Betreiber von Rechenzentren sind künftig verpflichtet, die [2][entstehende
Abwärme zu einem Teil zu nutzen]. Ab Mitte kommenden Jahres müssen neue
Rechenzentren mindestens zehn Prozent der eingesetzten Strommenge in Form
von Abwärme nutzbar machen. In zwei Schritten steigt dieser Wert bis Mitte
2028 auf 20 Prozent.
Das aber sei ein unrealistischer Wert, sagt Kilian Wagner, Bereichsleiter
für nachhaltige digitale Infrastrukturen beim Digitalverband Bitkom: „Oft
brauchen die Abnehmer im Sommer keine Wärme, dann ist der Wert von 20
Prozent über das Jahr manchmal gar nicht mehr zu erreichen.“ Für die
Rechenzentren ist es mitunter einfacher, wenn vor Ort niemand Interesse an
der Wärme hat, weil die Pflicht zur Nutzung dann nämlich entfällt – was
freilich nicht im Sinne der Energieeffizienz ist.
Folglich ist die Standortwahl für die Energieeffizienz enorm wichtig.
Werner Neumann, Energieexperte beim Bund für Umwelt und Naturschutz (BUND)
in Hessen – im Rhein-Main-Gebiet befindet sich Europas größter
Internetknotenpunkt – fordert nun, dass Rechenzentren nur noch genehmigt
werden dürfen, wenn auch die Abwärme genutzt wird. Die Standorte müssten
entsprechend im Landesentwicklungsplan sowie in den Regionalplänen
verankert werden. Zudem sei die Stadtplanung gefordert, Rechenzentren als
Wärmequelle bei der [3][kommunalen Wärmeplanung] zu berücksichtigen.
## Wärmenutzung bleibt auf der Strecke
Eine solche ganzheitliche Planung unterstützt auch die Deutsche
Unternehmensinitiative Energieeffizienz (Deneff): „Es mangelt häufig daran,
dass Rechenzentren nicht in die kommunale Wärmeplanung integriert werden“,
sagt deren geschäftsführender Vorstand Christian Noll.

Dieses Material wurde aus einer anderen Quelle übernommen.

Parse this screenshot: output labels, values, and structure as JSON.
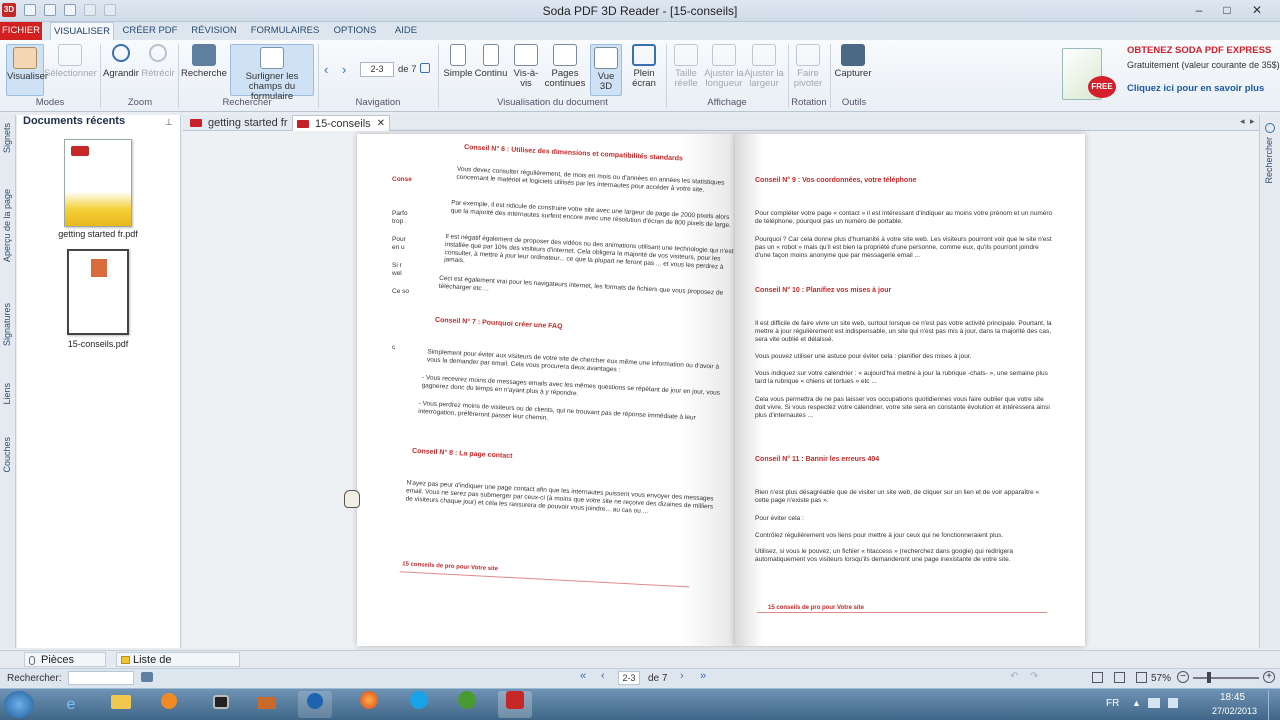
{
  "window": {
    "title": "Soda PDF 3D Reader - [15-conseils]"
  },
  "ribbon_tabs": [
    "FICHIER",
    "VISUALISER",
    "CRÉER PDF",
    "RÉVISION",
    "FORMULAIRES",
    "OPTIONS",
    "AIDE"
  ],
  "ribbon": {
    "modes": {
      "visualiser": "Visualiser",
      "selectionner": "Sélectionner",
      "group": "Modes"
    },
    "zoom": {
      "agrandir": "Agrandir",
      "retrecir": "Rétrécir",
      "group": "Zoom"
    },
    "rechercher": {
      "recherche": "Recherche",
      "surligner": "Surligner les champs du formulaire",
      "group": "Rechercher"
    },
    "navigation": {
      "page": "2-3",
      "of": "de 7",
      "group": "Navigation"
    },
    "vue": {
      "simple": "Simple",
      "continu": "Continu",
      "vis_a_vis": "Vis-à-vis",
      "pages_continues": "Pages continues",
      "vue3d": "Vue 3D",
      "plein_ecran": "Plein écran",
      "group": "Visualisation du document"
    },
    "affichage": {
      "taille_reelle": "Taille réelle",
      "ajuster_longueur": "Ajuster la longueur",
      "ajuster_largeur": "Ajuster la largeur",
      "group": "Affichage"
    },
    "rotation": {
      "faire_pivoter": "Faire pivoter",
      "group": "Rotation"
    },
    "outils": {
      "capturer": "Capturer",
      "group": "Outils"
    }
  },
  "ad": {
    "title": "OBTENEZ SODA PDF EXPRESS",
    "sub": "Gratuitement (valeur courante de 35$)",
    "link": "Cliquez ici pour en savoir plus",
    "badge": "FREE"
  },
  "sidebar": {
    "vertical_tabs": [
      "Signets",
      "Aperçu de la page",
      "Signatures",
      "Liens",
      "Couches"
    ],
    "title": "Documents récents",
    "docs": [
      {
        "name": "getting started fr.pdf"
      },
      {
        "name": "15-conseils.pdf"
      }
    ]
  },
  "doc_tabs": [
    {
      "name": "getting started fr"
    },
    {
      "name": "15-conseils"
    }
  ],
  "left_page": {
    "h6": "Conseil N° 6 : Utilisez des dimensions et compatibilités standards",
    "p6a": "Vous devez consulter régulièrement, de mois en mois ou d'années en années les statistiques concernant le matériel et logiciels utilisés par les internautes pour accéder à votre site.",
    "p6b": "Par exemple, il est ridicule de construire votre site avec une largeur de page de 2000 pixels alors que la majorité des internautes surfent encore avec une résolution d'écran de 800 pixels de large.",
    "p6c": "Il est négatif également de proposer des vidéos ou des animations utilisant une technologie qui n'est installée que par 10% des visiteurs d'internet. Cela obligera la majorité de vos visiteurs, pour les consulter, à mettre à jour leur ordinateur... ce que la plupart ne feront pas ... et vous les perdrez à jamais.",
    "p6d": "Ceci est également vrai pour les navigateurs internet, les formats de fichiers que vous proposez de télécharger etc ...",
    "h7": "Conseil N° 7 : Pourquoi créer une FAQ",
    "p7a": "Simplement pour éviter aux visiteurs de votre site de chercher eux même une information ou d'avoir à vous la demander par email. Cela vous procurera deux avantages :",
    "p7b": "- Vous recevrez moins de messages emails avec les mêmes questions se répétant de jour en jour, vous gagnerez donc du temps en n'ayant plus à y répondre.",
    "p7c": "- Vous perdrez moins de visiteurs ou de clients, qui ne trouvant pas de réponse immédiate à leur interrogation, préfèreront passer leur chemin.",
    "h8": "Conseil N° 8 : La page contact",
    "p8": "N'ayez pas peur d'indiquer une page contact afin que les internautes puissent vous envoyer des messages email. Vous ne serez pas submerger par ceux-ci (à moins que votre site ne reçoive des dizaines de milliers de visiteurs chaque jour) et cela les rassurera de pouvoir vous joindre... au cas ou ...",
    "footer": "15 conseils de pro pour Votre site",
    "peek": [
      "Conse",
      "Parfo trop .",
      "Pour en u",
      "Si r wel",
      "Ce so",
      "c"
    ]
  },
  "right_page": {
    "h9": "Conseil N° 9 : Vos coordonnées, votre téléphone",
    "p9a": "Pour compléter votre page « contact » il est intéressant d'indiquer au moins votre prénom et un numéro de téléphone, pourquoi pas un numéro de portable.",
    "p9b": "Pourquoi ? Car cela donne plus d'humanité à votre site web. Les visiteurs pourront voir que le site n'est pas un « robot » mais qu'il est bien la propriété d'une personne, comme eux, qu'ils pourront joindre d'une façon moins anonyme que par messagerie email ...",
    "h10": "Conseil N° 10 : Planifiez vos mises à jour",
    "p10a": "Il est difficile de faire vivre un site web, surtout lorsque ce n'est pas votre activité principale. Pourtant, la mettre à jour régulièrement est indispensable, un site qui n'est pas mis à jour, dans la majorité des cas, sera vite oublié et délaissé.",
    "p10b": "Vous pouvez utiliser une astuce pour éviter cela : planifier des mises à jour.",
    "p10c": "Vous indiquez sur votre calendrier : « aujourd'hui mettre à jour la rubrique -chats- », une semaine plus tard la rubrique « chiens et tortues » etc ...",
    "p10d": "Cela vous permettra de ne pas laisser vos occupations quotidiennes vous faire oublier que votre site doit vivre. Si vous respectez votre calendrier, votre site sera en constante évolution et intéressera ainsi plus d'internautes ...",
    "h11": "Conseil N° 11 : Bannir les erreurs 404",
    "p11a": "Rien n'est plus désagréable que de visiter un site web, de cliquer sur un lien et de voir apparaître « cette page n'existe pas ».",
    "p11b": "Pour éviter cela :",
    "p11c": "Contrôlez régulièrement vos liens pour mettre à jour ceux qui ne fonctionneraient plus.",
    "p11d": "Utilisez, si vous le pouvez, un fichier « htaccess » (recherchez dans google) qui redirigera automatiquement vos visiteurs lorsqu'ils demanderont une page inexistante de votre site.",
    "footer": "15 conseils de pro pour Votre site"
  },
  "bottom_tabs": {
    "pieces": "Pièces jointes",
    "comments": "Liste de commentaires"
  },
  "status": {
    "search_label": "Rechercher:",
    "page": "2-3",
    "of": "de 7",
    "zoom": "57%"
  },
  "taskbar": {
    "lang": "FR",
    "time": "18:45",
    "date": "27/02/2013"
  }
}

Auch der Digitalverband Bitkom könnte sich mit einer übergeordneten
Standortplanung für Rechenzentren anfreunden: „Frankreich hat 30 Standorte
im Land für Rechenzentren ausgewiesen, solche Planung wäre auch für
Deutschland ein guter Ansatz“, sagt Nachhaltigkeitsexperte Wagner. Die
Rechenzentren seien nämlich in der Regel sogar sehr interessiert daran,
ihre Abwärme abzugeben.
Doch weil die Standortwahl sich primär an anderen Faktoren orientiert,
bleibt die Wärmenutzung mitunter auf der Strecke. Vor allem brauchen große
Rechenzentren hohe elektrische Anschlussleistungen. Aktuell gibt es in
Deutschland mehr als 100 Datencenter mit jeweils mehr als fünf Megawatt
Leistung – und die Ansprüche steigen rapide. Bedingt durch die Entwicklung
der Künstlichen Intelligenz sind Anlagen mit bis zu 50 Megawatt geplant und
solche bis 100 Megawatt angekündigt. Da fällt zwangsläufig viel Abwärme an.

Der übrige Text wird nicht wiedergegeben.